Boston. Tan cerca, pensó Maggie.

– Eso es magnífico -dijo, mientras calculaba los kilómetros que separaban Quantico de Boston.

– Voy a echarte de menos -se limitó a decir Nick.

Sus palabras la tomaron por sorpresa, justo cuando pensaba que estaba a salvo. Nick debió de ver el pánico en sus ojos, porque rápidamente consultó su reloj.

– Deberíamos salir ya hacia el aeropuerto.

– Sí -volvieron a mirarse a los ojos. Un último tirón, una última oportunidad de decírselo. ¿O habría muchas oportunidades?

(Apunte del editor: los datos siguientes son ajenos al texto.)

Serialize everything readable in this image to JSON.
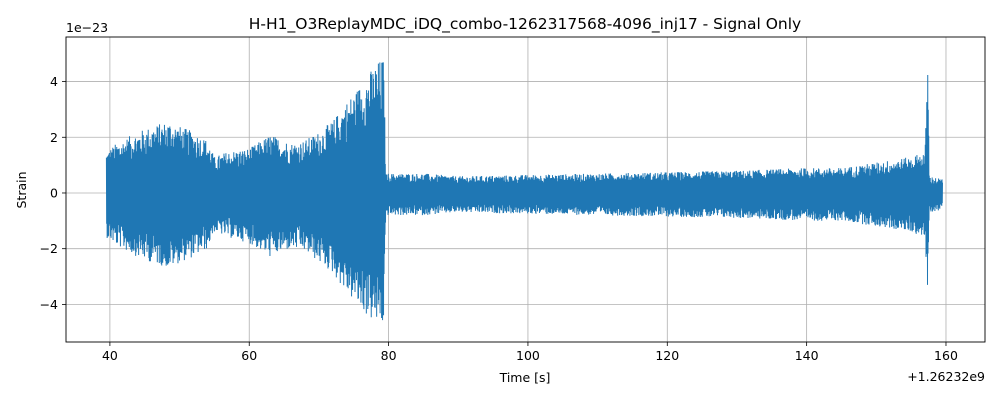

Lo rozó al pasar a su lado, apagó el ordenador, lo desenchufó, cerró la tapa y lo guardó en su maletín. Él levantó su maleta, ella la funda de los trajes. Ya estaban en la puerta cuando sonó el teléfono. Al principio, Maggie pensó en no hacer caso y marcharse. De pronto, regresó corriendo y descolgó.

– ¿Sí?

– Maggie, me alegro de haberte encontrado.

Era el director Cunningham. Hacía días que no hablaba con él.

– Estaba saliendo por la puerta.

– Bien. Vuelve aquí lo antes posible. He encargado a Delaney y a Turner que vayan a recogerte al aeropuerto.

– ¿Qué pasa? -miró a Nick, que regresaba a la habitación con semblante preocupado-. Cualquiera diría que necesito guardaespaldas -bromeó, y se puso tensa cuando el silencio se prolongó demasiado.

– Quería que lo supieras antes de que lo oyeras en las noticias.

– ¿Oír el qué?

– Albert Stucky se ha fugado. Lo estaban trasladando de Miami a una instalación de máxima seguridad de Florida del Norte. Stucky le arrancó la oreja de un mordisco a un guardia y apuñaló al otro con un crucifijo de madera. ¿Te lo puedes creer? Después, les levantó la tapa de los sesos con sus propios revólveres. Al parecer, el día anterior, un sacerdote católico visitó a Stucky en su celda. Tuvo que ser él quien le dio el crucifijo. No quiero que te preocupes, Maggie. Ya hemos atrapado una vez a ese hijo de perra y volveremos a hacerlo.

Pero lo único que Maggie había oído era: «Albert Stucky se ha fugado».